The Strip itself is fascinating to walk down, (or ride down on the brand new British double decker buses!) as architecturally the big casinos are stupendous, playgrounds of fantasy and whimsy. Outside you can see scale copies of the Eiffel tower or the statue of liberty. Inside you can see amazing animatronic displays, replicas of Venetian canals, middle eastern bazaars, wild animals etc. This all cost billions to build, but pays for itself due to the incredible amount of gambling going on, most of which seems to be blue collar people. Lots of shows here to, though I resisted the temptations of the erotic caberet, countess magicians and Celine Dion!

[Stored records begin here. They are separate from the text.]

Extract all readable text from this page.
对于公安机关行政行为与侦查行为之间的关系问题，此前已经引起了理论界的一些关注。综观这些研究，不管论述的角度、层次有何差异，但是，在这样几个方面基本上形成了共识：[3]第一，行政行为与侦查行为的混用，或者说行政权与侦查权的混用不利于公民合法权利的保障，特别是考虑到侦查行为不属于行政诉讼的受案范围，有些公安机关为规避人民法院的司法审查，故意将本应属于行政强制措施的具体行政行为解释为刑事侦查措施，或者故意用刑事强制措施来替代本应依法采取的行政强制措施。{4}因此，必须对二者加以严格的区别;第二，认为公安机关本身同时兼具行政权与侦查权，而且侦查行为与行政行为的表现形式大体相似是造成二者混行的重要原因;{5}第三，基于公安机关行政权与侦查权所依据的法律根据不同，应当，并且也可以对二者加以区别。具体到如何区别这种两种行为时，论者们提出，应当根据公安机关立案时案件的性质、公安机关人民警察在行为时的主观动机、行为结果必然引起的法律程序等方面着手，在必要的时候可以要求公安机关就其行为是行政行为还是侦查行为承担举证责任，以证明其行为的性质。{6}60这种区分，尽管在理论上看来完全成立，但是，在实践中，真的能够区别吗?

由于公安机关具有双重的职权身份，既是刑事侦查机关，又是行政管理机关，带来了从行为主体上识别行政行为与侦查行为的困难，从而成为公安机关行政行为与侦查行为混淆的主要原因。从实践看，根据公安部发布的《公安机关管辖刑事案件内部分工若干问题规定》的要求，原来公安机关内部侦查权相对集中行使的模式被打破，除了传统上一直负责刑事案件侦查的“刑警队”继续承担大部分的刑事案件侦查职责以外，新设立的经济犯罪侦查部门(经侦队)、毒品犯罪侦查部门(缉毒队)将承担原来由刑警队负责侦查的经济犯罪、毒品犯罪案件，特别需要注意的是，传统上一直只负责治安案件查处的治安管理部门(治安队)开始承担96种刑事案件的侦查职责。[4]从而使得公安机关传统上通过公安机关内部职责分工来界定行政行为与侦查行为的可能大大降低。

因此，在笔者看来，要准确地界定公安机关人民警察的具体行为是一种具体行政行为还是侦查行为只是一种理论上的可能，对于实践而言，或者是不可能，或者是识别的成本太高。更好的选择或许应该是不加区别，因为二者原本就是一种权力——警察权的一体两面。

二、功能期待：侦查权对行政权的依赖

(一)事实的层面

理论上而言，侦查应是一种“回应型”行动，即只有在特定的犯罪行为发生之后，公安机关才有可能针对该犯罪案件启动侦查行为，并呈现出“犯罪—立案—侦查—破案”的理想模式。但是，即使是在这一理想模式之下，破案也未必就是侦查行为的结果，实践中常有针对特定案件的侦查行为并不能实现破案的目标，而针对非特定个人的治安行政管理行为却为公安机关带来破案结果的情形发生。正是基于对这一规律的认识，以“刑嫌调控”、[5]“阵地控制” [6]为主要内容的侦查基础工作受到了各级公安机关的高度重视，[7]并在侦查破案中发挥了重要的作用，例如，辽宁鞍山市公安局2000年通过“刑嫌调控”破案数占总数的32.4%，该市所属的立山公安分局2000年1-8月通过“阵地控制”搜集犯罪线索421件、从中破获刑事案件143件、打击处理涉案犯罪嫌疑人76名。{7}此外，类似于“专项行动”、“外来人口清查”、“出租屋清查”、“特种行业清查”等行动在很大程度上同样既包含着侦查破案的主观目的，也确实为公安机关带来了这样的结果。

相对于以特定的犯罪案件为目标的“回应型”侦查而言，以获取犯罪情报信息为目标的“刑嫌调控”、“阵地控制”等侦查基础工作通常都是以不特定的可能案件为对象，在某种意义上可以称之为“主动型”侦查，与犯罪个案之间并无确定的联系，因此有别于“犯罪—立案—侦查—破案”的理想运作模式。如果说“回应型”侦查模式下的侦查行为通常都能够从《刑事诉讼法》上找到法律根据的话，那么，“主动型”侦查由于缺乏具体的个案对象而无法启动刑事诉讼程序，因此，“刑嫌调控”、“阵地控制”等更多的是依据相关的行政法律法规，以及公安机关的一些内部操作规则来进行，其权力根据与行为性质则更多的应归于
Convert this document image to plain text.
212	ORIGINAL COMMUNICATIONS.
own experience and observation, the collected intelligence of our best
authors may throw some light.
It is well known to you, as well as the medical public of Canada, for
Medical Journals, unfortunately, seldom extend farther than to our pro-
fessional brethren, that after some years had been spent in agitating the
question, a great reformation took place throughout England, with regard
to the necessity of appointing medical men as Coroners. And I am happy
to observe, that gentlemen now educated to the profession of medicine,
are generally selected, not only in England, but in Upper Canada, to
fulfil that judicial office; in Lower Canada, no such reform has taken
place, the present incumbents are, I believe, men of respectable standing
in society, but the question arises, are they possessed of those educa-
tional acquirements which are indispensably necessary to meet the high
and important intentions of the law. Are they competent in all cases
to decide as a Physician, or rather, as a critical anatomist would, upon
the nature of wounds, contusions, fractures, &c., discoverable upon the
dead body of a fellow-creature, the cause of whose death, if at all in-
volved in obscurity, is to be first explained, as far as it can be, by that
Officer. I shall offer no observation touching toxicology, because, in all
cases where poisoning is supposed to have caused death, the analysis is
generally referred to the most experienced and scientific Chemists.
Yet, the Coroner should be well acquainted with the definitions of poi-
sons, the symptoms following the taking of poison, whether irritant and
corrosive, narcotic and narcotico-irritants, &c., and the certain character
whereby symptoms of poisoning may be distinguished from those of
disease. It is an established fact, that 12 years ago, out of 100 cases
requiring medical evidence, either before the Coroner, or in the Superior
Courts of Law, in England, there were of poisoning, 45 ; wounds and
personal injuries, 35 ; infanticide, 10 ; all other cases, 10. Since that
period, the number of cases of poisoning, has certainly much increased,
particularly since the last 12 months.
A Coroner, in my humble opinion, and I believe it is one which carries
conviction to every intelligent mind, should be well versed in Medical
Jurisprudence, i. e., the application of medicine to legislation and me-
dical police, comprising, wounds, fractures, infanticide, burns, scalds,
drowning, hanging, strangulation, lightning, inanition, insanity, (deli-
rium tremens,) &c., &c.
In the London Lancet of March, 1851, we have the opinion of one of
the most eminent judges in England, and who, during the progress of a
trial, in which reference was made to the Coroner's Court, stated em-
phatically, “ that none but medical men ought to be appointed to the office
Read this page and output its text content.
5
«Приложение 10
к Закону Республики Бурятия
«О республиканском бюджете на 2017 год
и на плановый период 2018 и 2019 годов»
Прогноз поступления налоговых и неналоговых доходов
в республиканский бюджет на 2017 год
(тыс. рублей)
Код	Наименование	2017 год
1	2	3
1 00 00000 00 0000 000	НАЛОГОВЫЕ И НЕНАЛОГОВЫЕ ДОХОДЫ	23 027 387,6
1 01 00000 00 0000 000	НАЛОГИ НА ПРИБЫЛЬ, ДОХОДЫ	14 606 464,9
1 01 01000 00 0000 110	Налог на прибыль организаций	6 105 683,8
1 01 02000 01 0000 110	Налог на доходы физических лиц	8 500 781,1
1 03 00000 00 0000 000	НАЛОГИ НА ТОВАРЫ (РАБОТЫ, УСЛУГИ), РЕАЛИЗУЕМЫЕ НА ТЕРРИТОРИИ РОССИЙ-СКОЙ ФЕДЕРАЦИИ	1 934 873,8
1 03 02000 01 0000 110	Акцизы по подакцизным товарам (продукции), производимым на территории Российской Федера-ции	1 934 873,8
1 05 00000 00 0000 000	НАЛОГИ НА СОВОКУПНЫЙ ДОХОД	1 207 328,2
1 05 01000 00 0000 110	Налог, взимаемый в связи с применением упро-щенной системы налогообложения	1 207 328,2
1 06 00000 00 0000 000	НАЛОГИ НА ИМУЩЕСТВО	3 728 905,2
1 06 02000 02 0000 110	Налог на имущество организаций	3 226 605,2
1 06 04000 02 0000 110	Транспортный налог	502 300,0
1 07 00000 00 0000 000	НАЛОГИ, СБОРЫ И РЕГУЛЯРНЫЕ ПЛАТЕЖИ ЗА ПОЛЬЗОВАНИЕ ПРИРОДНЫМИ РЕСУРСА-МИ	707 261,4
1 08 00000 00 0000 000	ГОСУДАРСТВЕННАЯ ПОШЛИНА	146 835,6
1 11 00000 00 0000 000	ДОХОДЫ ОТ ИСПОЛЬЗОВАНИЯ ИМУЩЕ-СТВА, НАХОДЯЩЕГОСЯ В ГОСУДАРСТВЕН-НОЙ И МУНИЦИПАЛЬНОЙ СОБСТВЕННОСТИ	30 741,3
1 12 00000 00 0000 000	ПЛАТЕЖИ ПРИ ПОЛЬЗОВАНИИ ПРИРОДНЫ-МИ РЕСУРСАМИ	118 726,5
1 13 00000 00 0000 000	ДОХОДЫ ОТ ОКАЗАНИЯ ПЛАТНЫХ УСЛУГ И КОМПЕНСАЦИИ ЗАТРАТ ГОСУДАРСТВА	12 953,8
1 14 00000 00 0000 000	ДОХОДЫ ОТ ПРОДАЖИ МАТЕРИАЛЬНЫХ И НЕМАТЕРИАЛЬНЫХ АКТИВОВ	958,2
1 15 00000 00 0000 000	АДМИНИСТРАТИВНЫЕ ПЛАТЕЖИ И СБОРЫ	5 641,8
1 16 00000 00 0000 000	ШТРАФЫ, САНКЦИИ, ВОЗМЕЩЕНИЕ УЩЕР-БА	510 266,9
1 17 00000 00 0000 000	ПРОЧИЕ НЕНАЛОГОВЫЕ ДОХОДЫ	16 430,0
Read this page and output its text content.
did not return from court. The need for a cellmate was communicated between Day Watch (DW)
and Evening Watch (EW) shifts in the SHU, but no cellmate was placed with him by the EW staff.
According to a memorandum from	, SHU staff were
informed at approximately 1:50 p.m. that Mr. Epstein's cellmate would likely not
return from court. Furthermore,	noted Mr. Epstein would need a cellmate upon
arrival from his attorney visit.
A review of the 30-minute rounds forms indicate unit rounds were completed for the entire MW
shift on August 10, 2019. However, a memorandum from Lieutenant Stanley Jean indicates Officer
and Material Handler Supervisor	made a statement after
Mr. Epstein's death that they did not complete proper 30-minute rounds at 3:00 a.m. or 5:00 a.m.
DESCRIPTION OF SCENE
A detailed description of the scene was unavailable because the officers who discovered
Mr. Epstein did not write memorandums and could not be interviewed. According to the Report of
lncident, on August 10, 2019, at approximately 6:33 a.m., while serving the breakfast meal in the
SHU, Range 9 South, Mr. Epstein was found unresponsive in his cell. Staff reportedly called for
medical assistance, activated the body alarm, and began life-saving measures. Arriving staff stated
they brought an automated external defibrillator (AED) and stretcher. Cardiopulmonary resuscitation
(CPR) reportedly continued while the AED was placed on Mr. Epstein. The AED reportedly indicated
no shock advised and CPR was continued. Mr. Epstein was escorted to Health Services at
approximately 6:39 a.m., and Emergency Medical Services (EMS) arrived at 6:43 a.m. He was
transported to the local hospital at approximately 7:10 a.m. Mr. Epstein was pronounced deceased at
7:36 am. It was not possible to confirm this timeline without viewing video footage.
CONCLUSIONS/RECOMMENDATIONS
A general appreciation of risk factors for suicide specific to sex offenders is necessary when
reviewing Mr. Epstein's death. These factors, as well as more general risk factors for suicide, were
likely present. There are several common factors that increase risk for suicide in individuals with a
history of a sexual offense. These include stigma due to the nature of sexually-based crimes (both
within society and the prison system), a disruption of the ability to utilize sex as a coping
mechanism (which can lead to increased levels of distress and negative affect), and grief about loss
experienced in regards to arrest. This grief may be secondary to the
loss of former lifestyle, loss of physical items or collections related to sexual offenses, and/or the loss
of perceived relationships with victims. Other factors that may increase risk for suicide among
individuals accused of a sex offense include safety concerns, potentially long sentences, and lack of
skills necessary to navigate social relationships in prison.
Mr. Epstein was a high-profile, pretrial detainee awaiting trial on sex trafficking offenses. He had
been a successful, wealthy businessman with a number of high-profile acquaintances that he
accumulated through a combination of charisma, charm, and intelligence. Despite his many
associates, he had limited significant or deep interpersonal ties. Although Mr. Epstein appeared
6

To escape the madness, I took 2 (long) day trips out. The first was to Death Valley, the desert landscape there and during the journey was amazing (Las Vegas is, after all, in the middle of a desert), the highlight for me being Badwater, a giant salt flat 282ft below sea level. The weather there was very pleasant, warm and sunny, but then it was winter! 130F in summer sounds less agreeable

The second trip was to the Grand Canyon, a VERY long day (I think the bus covered 520 miles), so most of the day was spent in the bus looking out of the window, or watching films. The big disappointment for me, was that the helicopter trip I had booked was cancelled due to lack of numbers. That would have given a much better perspective, as it's almost too massive to take in. It was very cold there too, on our bus were a large group of Australians with several young children, I haven't heard that much childish Aussie whining since Ricky Ponting was run out by Gary Pratt last summer

Hopefully, I wil find a internet cafe with USB connections, as then I'll be able to upload my photos. Until then I'll be off (and no I didn't lose my shirt in a Casino!)

Mike

Friday, January 06, 2006

Greetings from Miami

Hello
A quick note to let you know that I did actually set off, and haven't just hidden under the duvet for 6 months!

Miami South Beach is a great place, the weather has been warm and sunny, the art deco architecture really attractive, and the beaches inviting. It's hard to believe it's their winter! A good way to break myself in slowly into my big adventure. Miami downtown, which I visited this afternoon, was less inviting - sadly I didn't have a jacket to do the rolled up sleeves bit!

My hotel is hip, trendy and minimalist, well at least it was until I moved in. The usual millions of channels of rubbish on tv, though I managed to catch REAL Dodgeball, and yes the presenters are just as OTT as in the film.

Anyway, it's time to move on again, tomorrow I fly to Las Vegas (5.5 hours, the US is a big place!), time to gamble away the money I secreted away from Vantis ;-)

Mike

P.S. Jacqui, your trip sounds great, as you can see I've started mine at a slightly easier level!